Sogar die beste Wärmebildkamera wird ihm in den nächsten Nächten kaum etwas nützen, das weiß Björn Lindner schon jetzt. Natürlich wird er, der Parkranger, wie üblich seine Reviergänge machen: den Berg im Naturpark Marienfelde hinauf, auch tief hinein ins Gehölz.

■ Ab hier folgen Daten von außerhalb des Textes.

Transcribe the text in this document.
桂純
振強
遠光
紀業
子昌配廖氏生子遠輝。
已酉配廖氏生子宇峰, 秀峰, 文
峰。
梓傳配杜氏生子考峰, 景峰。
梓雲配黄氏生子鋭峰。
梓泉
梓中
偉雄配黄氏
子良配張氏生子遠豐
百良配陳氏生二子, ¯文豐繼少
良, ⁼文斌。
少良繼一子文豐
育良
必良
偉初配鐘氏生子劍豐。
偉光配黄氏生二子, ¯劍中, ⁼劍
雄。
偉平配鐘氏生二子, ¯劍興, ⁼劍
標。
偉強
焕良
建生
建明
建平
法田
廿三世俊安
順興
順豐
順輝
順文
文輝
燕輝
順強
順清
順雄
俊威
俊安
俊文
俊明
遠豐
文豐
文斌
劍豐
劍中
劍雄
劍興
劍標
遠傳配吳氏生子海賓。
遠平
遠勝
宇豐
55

Sehen wird er dort – nichts. „Für die Wildtiere“, sagt der 48-Jährige, „ist Silvester Stress pur. Sie sind für ein paar Tage verschwunden.“ Die Wildschweine rennen weg, bloß raus aus Berlin, das Rehwild ebenso. Die Vögel sind auch wie vom Erdboden verschluckt. So wie jeder Haushund sich derzeit unters Sofa verkriecht, so ähnlich machen es die wilden Tiere: nur weg, dorthin, wo es sicher ist.

Lindner zählt sonst in diesen Winterwochen sehr viel Wild vor seiner Haustür. Das heißt, in dem insgesamt 40 Hektar großen Park im Süden Berlins. Es ist eine ehemalige Mülldeponie mit einzigartigen, wild überwucherten Landschaften, mit Hügeln, Freiflächen, Wäldchen.

„Mehr Wildnis wagen“

Tagsüber ist der Ranger Lindner sowieso immer da, die Naturschutzstation, die es hier gibt, hat er selbst aufgebaut. Und auch abends und nachts dreht er regelmäßige Runden, dann eben mit Nachtsichtgerät. Er kennt seine Rehe, Wildschweine, Feldhasen und Dachse. Viele Vogelarten seien derzeit da, „als Wintergäste“, sagt Lindner. Zum Beispiel Drosseln. „Eigentlich“, muss der Ranger hinzufügen. Denn seit es in der Nähe immer häufiger böllert, sind alle Drosseln erst einmal wieder weg. Lindner klagt gar nicht an. Er weist nüchtern darauf hin, was eine Nacht wie die Berliner Silvesternacht eben mit sich bringt.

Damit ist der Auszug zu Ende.